These are tough times for global policy making around sustainability. The rise of nationalism is challenging cooperation. Social media is changing how politics works. Inequality and poverty are causing real anger and soaking up political capital.
Even five years ago it was considered sensible to base policy on evidence. Now we’re told, “we don’t need experts”.
Despite this, of course, the experts are still quietly working hard to develop evidence-based policy. Trying to avoid bias and inviting alternative opinions to help drive towards the truth.
In the world of sustainability, such experts sometimes seem to be presenting into a vacuum. This is a scandal and a real problem. The drumbeat of their message is growing and becoming increasingly alarming.
Over the short term the fund’s performance has continued to gyrate along with the market around news-flow on US – China trade negotiations. Meanwhile, in May, a troubling new piece of analysis was published. The Intergovernmental Science-Policy Platform on Biodiversity and Ecosystem Services (IPBES) published the Global Assessment Report on Biodiversity and Ecosystem Services. That sentence alone has enough jargon in it to make a populist politician’s eyes glaze over. But this is an important report.
The IPBES is an offshoot of the United Nations. It is a network of experts, boffins and scientists. In its own words, it is “the intergovernmental body which assesses the state of biodiversity”. There is no more authoritative body on the topic.
145 expert authors from 50 countries put the report together over three years. They analysed biodiversity changes over the past five decades. The message was straightforward. The first line of the media release reads as follows:
“Nature is declining globally at rates unprecedented in human history – and the rate of species extinctions is accelerating, with grave impacts on people around the world…”
Five key mechanisms are creating this problem. They are, in descending order: 1) changes in land and sea use; 2) direct exploitation of organisms; 3) climate change; 4) pollution and 5) invasive alien species. All require long-term multilateral policy responses. This will be a challenge in the current political climate.

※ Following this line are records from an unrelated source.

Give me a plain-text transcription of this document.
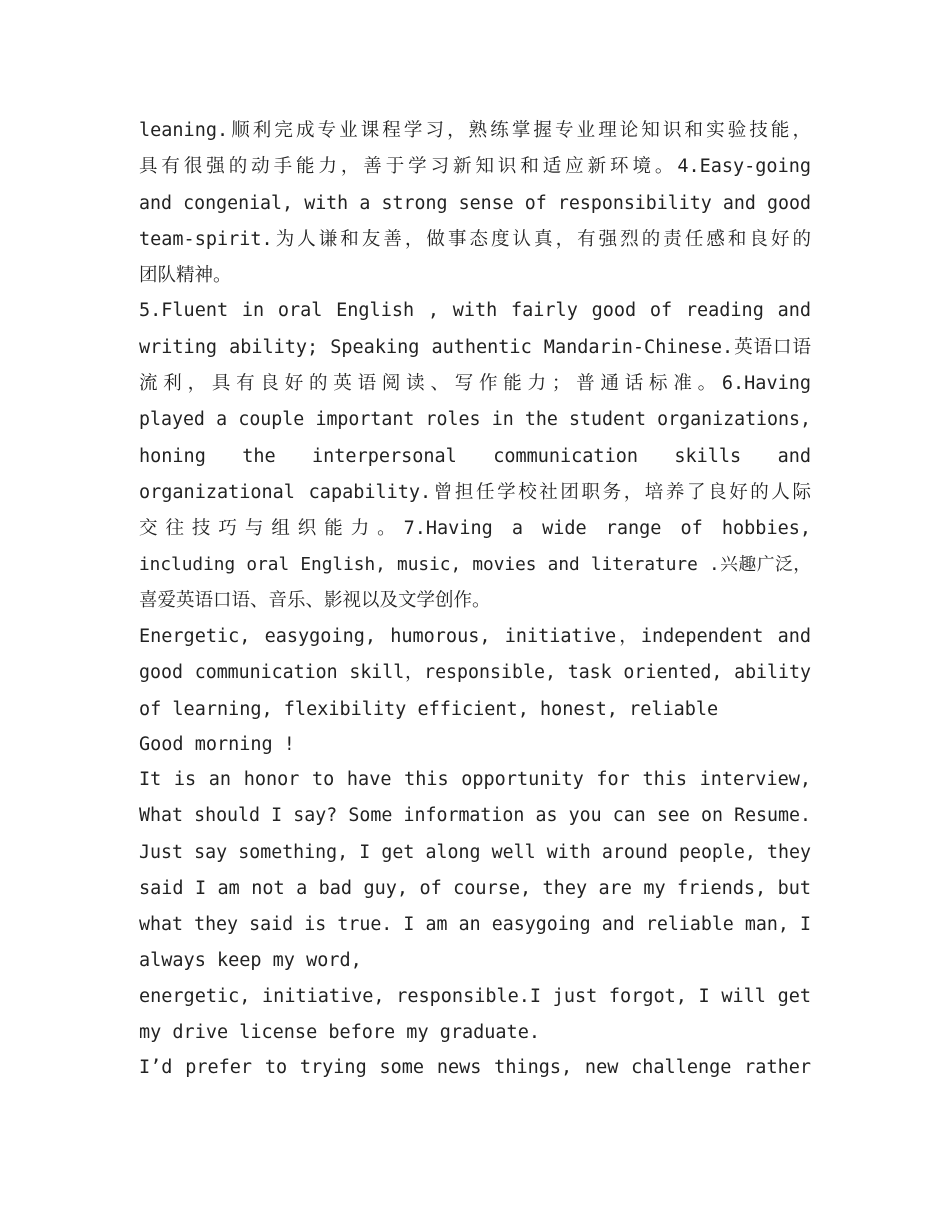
leaning.顺利完成专业课程学习，熟练掌握专业理论知识和实验技能，
具有很强的动手能力，善于学习新知识和适应新环境。4.Easy-going
and congenial, with a strong sense of responsibility and good
team-spirit.为人谦和友善，做事态度认真，有强烈的责任感和良好的
团队精神。
5.Fluent in oral English , with fairly good of reading and
writing ability; Speaking authentic Mandarin-Chinese.英语口语
流利，具有良好的英语阅读、写作能力；普通话标准。6.Having
played a couple important roles in the student organizations,
honing the interpersonal communication skills and
organizational capability.曾担任学校社团职务，培养了良好的人际
交往技巧与组织能力。7.Having a wide range of hobbies,
including oral English, music, movies and literature .兴趣广泛，
喜爱英语口语、音乐、影视以及文学创作。
Energetic, easygoing, humorous, initiative，independent and
good communication skill，responsible, task oriented, ability
of learning, flexibility efficient, honest, reliable
Good morning !
It is an honor to have this opportunity for this interview,
What should I say? Some information as you can see on Resume.
Just say something, I get along well with around people, they
said I am not a bad guy, of course, they are my friends, but
what they said is true. I am an easygoing and reliable man, I
always keep my word,
energetic, initiative, responsible.I just forgot, I will get
my drive license before my graduate.
I’d prefer to trying some news things, new challenge rather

WHEB has always been interested in biodiversity. It holds the key to much of why the natural world is so precious. We are very keen to invest in its protection. We already do, to some extent.
Any of our investments which reduce emissions also tangentially protect biodiversity, as suggested by the third heading above. And we have several companies which help combat pollution, such as China Everbright International. But we also have a few more direct examples in the portfolio.
DSM, in our Wellbeing theme, has a joint venture with the German speciality chemicals company Evonik called Veramaris. Veramaris is developing an algae-based feedstock for farmed fish. Farmed fish are currently fed largely on captured wild fish, so Veramaris will reduce the take from the oceans. Staying in the ocean, Ecolab, in our Environmental Services theme, has several products which treat ballast water. The ballast water of large ships is a key route by which invasive alien species spread around the globe.
The other direct exposure to biodiversity is through our holding in Smurfit Kappa. 75% of the company’s raw material is recycled cardboard, but cardboard is not recyclable indefinitely. The company owns timber lands to supplement recycled fibre with virgin fibre and over 90% is certified to a recognised sustainability standard. A further 22,000 hectares of natural forest is conserved by the company.
We also invest in several companies which help monitor biodiversity. Intertek, in our Safety theme, inspects physical locations as well as goods in transit, that check for biodiversity impacts. Several of our companies, including Agilent and Horiba, produce the tools to do that testing.
Overall though, investment opportunities that help improve biodiversity are limited. Our nine major themes have been in place since 2012, but we are often asked whether we would add any others. Biodiversity is often discussed, but currently we don’t think there are enough biodiversity-facing listed companies. Certainly not enough that meet our size and liquidity requirements.
Hopefully this situation won’t last much longer. Clever companies often move before markets. Whilst policymakers ignore experts, the private sector often listens. And with ecosystems services in increasingly short supply, the opportunities will only grow.